Discovery of Type IV filament membrane alignment complex homologs in H. pylori that promote soft-agar migration.

The stomach pathogen Helicobacter pylori utilizes two scaffold proteins, CheW and CheV1, to build critical chemotaxis arrays. Chemotaxis helps bacteria establish and maintain infection. Mutants lacking either of these chemotaxis proteins have different soft agar phenotypes: deletion of cheW creates non-chemotactic strains, while deletion of cheV1 results in 50% loss of chemotaxis. In this work, we characterized the cheV1 deletion mutant phenotype in detail. cheV1 deletion mutants had poor soft-agar migration initially, but regained migration ability over time. This improved bacterial migration was stable, suggesting a genetic suppressor phenotype, termed Che+. Whole-genome sequencing analysis of four distinct cheV1 Che+ strains revealed single nucleotide polymorphisms (SNPs) in a common gene, HPG27_252 (HP0273).

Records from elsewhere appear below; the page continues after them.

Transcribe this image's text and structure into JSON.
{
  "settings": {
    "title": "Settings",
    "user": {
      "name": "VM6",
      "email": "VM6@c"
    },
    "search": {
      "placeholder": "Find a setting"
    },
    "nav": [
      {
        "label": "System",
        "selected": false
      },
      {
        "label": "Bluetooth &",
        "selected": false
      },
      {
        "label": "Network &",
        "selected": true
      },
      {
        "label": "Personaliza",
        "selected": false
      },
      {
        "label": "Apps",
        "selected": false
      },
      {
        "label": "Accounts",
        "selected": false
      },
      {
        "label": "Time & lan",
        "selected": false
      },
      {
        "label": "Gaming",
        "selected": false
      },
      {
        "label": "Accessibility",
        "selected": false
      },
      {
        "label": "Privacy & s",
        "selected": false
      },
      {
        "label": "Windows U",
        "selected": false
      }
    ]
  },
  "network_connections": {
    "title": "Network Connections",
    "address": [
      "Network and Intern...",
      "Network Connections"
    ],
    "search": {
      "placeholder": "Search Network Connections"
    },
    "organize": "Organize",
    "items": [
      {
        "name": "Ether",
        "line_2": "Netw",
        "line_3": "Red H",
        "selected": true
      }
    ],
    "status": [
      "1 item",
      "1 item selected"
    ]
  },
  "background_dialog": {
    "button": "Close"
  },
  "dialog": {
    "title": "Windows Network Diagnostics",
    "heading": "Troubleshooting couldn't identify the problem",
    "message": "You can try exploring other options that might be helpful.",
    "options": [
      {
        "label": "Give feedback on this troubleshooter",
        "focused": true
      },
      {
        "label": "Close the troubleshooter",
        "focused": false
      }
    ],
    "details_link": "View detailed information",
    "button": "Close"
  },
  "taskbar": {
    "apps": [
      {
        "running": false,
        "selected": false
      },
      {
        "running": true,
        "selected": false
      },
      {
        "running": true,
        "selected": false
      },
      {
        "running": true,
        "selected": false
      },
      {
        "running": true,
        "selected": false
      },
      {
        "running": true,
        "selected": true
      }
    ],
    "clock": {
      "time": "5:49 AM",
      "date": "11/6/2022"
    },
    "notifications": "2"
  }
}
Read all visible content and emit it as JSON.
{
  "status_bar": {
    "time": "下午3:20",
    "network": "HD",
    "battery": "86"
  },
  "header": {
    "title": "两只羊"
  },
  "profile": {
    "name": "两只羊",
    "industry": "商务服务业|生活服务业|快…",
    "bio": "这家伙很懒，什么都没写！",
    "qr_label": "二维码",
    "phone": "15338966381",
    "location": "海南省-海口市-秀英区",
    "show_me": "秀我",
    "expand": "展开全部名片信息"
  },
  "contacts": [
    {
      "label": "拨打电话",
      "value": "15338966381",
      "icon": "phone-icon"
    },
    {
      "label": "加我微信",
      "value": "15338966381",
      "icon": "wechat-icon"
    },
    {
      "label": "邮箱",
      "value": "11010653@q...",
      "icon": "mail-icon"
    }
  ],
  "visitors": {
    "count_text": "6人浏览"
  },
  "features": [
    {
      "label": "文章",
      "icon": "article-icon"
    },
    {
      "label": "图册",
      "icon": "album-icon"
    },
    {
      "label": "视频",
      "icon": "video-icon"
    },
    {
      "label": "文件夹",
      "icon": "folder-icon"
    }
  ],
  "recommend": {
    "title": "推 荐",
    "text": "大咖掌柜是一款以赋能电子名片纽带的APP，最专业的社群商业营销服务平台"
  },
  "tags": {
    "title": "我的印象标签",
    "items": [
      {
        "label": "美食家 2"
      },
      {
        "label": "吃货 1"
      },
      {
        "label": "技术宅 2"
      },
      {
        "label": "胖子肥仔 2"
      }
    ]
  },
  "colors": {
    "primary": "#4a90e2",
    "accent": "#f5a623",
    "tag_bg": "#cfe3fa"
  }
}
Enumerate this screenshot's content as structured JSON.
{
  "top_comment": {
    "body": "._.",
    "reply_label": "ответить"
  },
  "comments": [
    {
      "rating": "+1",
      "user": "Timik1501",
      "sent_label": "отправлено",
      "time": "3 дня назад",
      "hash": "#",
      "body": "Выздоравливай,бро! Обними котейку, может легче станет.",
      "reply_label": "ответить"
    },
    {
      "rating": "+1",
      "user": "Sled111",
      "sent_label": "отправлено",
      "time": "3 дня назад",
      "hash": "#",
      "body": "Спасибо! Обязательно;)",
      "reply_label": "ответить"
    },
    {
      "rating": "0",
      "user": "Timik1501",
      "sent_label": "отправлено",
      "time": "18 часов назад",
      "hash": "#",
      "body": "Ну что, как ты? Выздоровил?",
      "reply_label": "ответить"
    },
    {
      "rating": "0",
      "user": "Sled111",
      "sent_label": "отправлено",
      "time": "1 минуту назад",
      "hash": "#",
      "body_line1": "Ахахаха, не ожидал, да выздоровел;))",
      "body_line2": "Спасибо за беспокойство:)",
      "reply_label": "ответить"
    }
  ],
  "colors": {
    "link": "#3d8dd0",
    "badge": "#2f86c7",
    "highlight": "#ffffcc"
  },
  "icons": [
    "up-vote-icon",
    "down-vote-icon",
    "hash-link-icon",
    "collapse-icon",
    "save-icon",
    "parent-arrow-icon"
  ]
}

These SNPs were predicted to truncate the encoded protein. To confirm the role of HPG27_252 in the cheV1 phenotype, we created a targeted deletion of HPG27_252 and found that loss of HPG27_252 enhanced soft-agar migration. HPG27_252 and CheV1 appear to interact directly, based on bacterial two-hybrid analysis. HPG27_252 is predicted to encode a 179 amino acid, 21 kDa protein annotated as a hypothetical protein. Computational analysis revealed this protein to be a remote homolog of the PilO Type IV filament membrane alignment complex protein. Although H. pylori is not known to possess Type IV filaments, our analysis showed it retains an operon of genes for homologs of PilO, PilN, and PilM, but does not possess other Type IV pili genes. Our data suggest the PilO homolog plays a role in regulating H. pylori chemotaxis and motility, suggesting new ideas about evolutionary steps for controlling migration through semi-solid media.